The Pittsburgh Steelers offense dominated in the team’s home opener, leading to six touchdown drive, including three in the second quarter and another two in the fourth. By and large, their offensive success was heavily driven by dominating third down.
In order to conquer the third-down pivot point, whereby you either continue your own drive or give up the ball, the Steelers, and quarterback Ben Roethlisberger chose to be aggressive. Really aggressive. I don’t know that I have ever seen the Steelers play on third down in this way.
Consider these numbers: while in the game, Roethlisberger completed seven of nine passes on third down, converting six times. Seven of those passes were deep balls, and he connected on five of them, for 28, 41, 59, 48, and 56 yards. The Steelers converted only one third-down via the short passing game on a screen pass that went for 12 yards on a third and five.
What’s more, four of those plays came on drives that ultimately wound up in the end zone.
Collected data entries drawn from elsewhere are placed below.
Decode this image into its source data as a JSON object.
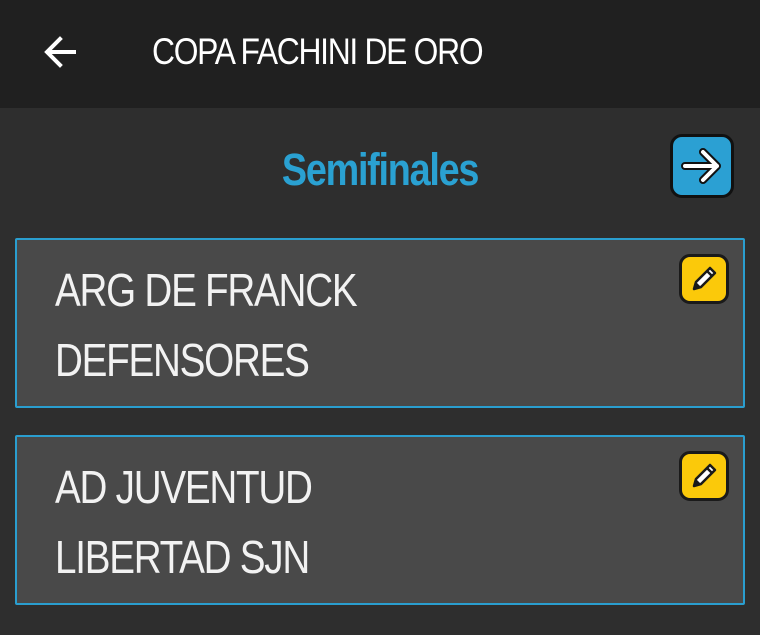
{
  "appbar": {
    "back_icon": "arrow-left-icon",
    "title": "COPA FACHINI DE ORO"
  },
  "round": {
    "title": "Semifinales",
    "next_icon": "arrow-right-icon",
    "next_color": "#2ba0d3"
  },
  "matches": [
    {
      "home": "ARG DE FRANCK",
      "away": "DEFENSORES",
      "edit_icon": "pencil-icon"
    },
    {
      "home": "AD JUVENTUD",
      "away": "LIBERTAD SJN",
      "edit_icon": "pencil-icon"
    }
  ],
  "colors": {
    "accent": "#2aa1d2",
    "edit_button": "#fbc90a",
    "card_bg": "#494949",
    "appbar_bg": "#202020",
    "page_bg": "#2e2e2e"
  }
}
Four touchdowns made possible by using aggressiveness on third down to not only convert, but to cut the distance to go down substantially.
It should also be added that on only one of seven deep balls was there a defensive penalty that netted a ‘free play’, which was the case in the last instance, when Roethlisberger connected with Antonio Brown for a 56-yard gain.
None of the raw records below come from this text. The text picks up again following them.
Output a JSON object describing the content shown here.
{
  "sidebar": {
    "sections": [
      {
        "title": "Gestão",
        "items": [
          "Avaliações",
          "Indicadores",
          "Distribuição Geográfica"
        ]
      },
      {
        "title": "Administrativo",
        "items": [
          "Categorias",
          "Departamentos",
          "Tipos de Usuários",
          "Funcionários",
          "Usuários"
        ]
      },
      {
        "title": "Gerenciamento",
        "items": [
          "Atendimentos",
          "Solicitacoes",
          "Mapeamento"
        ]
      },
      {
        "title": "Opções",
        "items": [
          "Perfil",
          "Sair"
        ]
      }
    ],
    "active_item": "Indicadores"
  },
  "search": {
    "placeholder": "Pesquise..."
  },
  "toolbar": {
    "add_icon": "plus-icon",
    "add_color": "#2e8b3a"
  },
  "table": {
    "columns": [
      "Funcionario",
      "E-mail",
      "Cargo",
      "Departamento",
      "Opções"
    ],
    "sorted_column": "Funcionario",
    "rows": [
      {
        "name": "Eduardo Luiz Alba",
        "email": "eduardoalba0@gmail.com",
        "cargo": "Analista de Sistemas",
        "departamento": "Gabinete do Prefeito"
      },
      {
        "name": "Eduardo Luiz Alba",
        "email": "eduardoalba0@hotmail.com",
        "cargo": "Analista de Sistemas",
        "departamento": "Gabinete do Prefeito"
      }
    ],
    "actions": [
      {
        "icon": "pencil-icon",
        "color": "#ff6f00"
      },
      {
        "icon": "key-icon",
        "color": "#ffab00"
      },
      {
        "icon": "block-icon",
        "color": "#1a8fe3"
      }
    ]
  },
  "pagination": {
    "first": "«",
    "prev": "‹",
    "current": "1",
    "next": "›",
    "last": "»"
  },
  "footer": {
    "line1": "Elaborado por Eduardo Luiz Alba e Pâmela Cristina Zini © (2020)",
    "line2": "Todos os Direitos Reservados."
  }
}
One would figure that the Steelers were looking to take the air out of the ball at that point, halfway through the fourth quarter and holding a substantial lead, but the free play reignited the killer instinct that had driven the offense through the first half, and the same pair hooked up again two plays later for a seven-yard nail in the coffin-style touchdown.
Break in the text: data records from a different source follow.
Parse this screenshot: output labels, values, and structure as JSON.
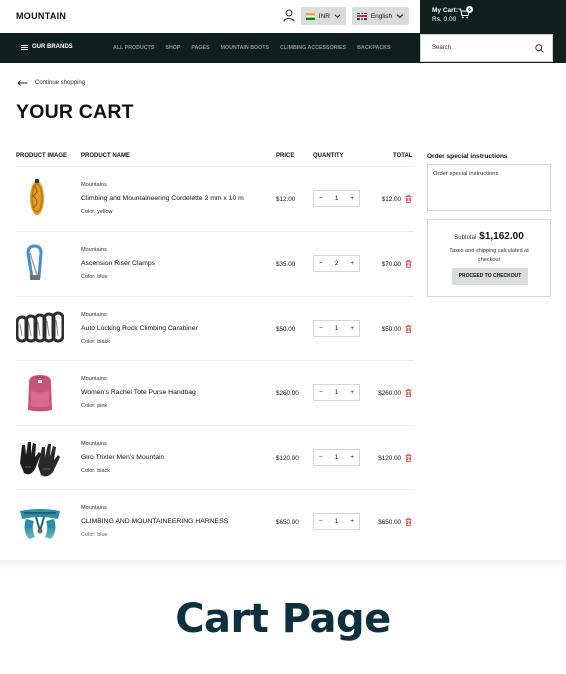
{
  "header": {
    "logo": "MOUNTAIN",
    "currency": "INR",
    "language": "English",
    "cart_label": "My Cart:",
    "cart_total": "Rs. 0.00",
    "cart_count": "0"
  },
  "nav": {
    "brands": "OUR BRANDS",
    "items": [
      "ALL PRODUCTS",
      "SHOP",
      "PAGES",
      "MOUNTAIN BOOTS",
      "CLIMBING ACCESSORIES",
      "BACKPACKS"
    ],
    "search_placeholder": "Search"
  },
  "page": {
    "continue": "Continue shopping",
    "title": "YOUR CART"
  },
  "table": {
    "headers": {
      "image": "PRODUCT IMAGE",
      "name": "PRODUCT NAME",
      "price": "PRICE",
      "quantity": "QUANTITY",
      "total": "TOTAL"
    },
    "rows": [
      {
        "vendor": "Mountains",
        "name": "Climbing and Mountaineering Cordelette 2 mm x 10 m",
        "color": "Color: yellow",
        "price": "$12.00",
        "qty": "1",
        "total": "$12.00",
        "image": "rope-coil"
      },
      {
        "vendor": "Mountains",
        "name": "Ascension Riser Clamps",
        "color": "Color: blue",
        "price": "$35.00",
        "qty": "2",
        "total": "$70.00",
        "image": "carabiner-clamp"
      },
      {
        "vendor": "Mountains",
        "name": "Auto Locking Rock Climbing Carabiner",
        "color": "Color: black",
        "price": "$50.00",
        "qty": "1",
        "total": "$50.00",
        "image": "carabiner-set"
      },
      {
        "vendor": "Mountains",
        "name": "Women's Rachel Tote Purse Handbag",
        "color": "Color: pink",
        "price": "$260.00",
        "qty": "1",
        "total": "$260.00",
        "image": "pink-backpack"
      },
      {
        "vendor": "Mountains",
        "name": "Giro Trixter Men's Mountain",
        "color": "Color: black",
        "price": "$120.00",
        "qty": "1",
        "total": "$120.00",
        "image": "gloves"
      },
      {
        "vendor": "Mountains",
        "name": "CLIMBING AND MOUNTAINEERING HARNESS",
        "color": "Color: blue",
        "price": "$650.00",
        "qty": "1",
        "total": "$650.00",
        "image": "harness"
      }
    ]
  },
  "sidebar": {
    "instructions_title": "Order special instructions",
    "instructions_placeholder": "Order special instructions",
    "subtotal_label": "Subtotal",
    "subtotal_value": "$1,162.00",
    "taxes_note": "Taxes and shipping calculated at checkout",
    "checkout_label": "PROCEED TO CHECKOUT"
  },
  "caption": "Cart Page",
  "colors": {
    "dark": "#0f1f1e",
    "caption": "#0e2f3d",
    "delete": "#e0404a",
    "button": "#d8dcdc"
  }
}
Roethlisberger said after the game that it was largely himself calling the plays, which should not be surprising if you look at the play calling on third down. The Steelers produced all but one of their six explosive plays on third down, the other coming on first and 10 from the 49ers’ 35-yard line following a good punt return that set the Steelers up for a strike.
So much of this has to do with confidence and trust. Roethlisberger has such supreme confidence in the abilities of his skill position players that he is willing to give them the opportunities to make plays. Last game, it helped lead to an interception. Today, the results were explosive.
He also has an abundant amount of trust in his offensive line to keep him standing upright, or at least give him the opportunity to flush out of the pocket if he has to, and the line certainly backed him up today, allowing no sacks, and not many pressures to speak of.
In all, it was a very impressive aerial performance from this offense, a performance that was largely driven by aggressiveness in exploiting the 49ers’ defensive weakness in the secondary and Roethlisberger showing fearlessness on the most critical down.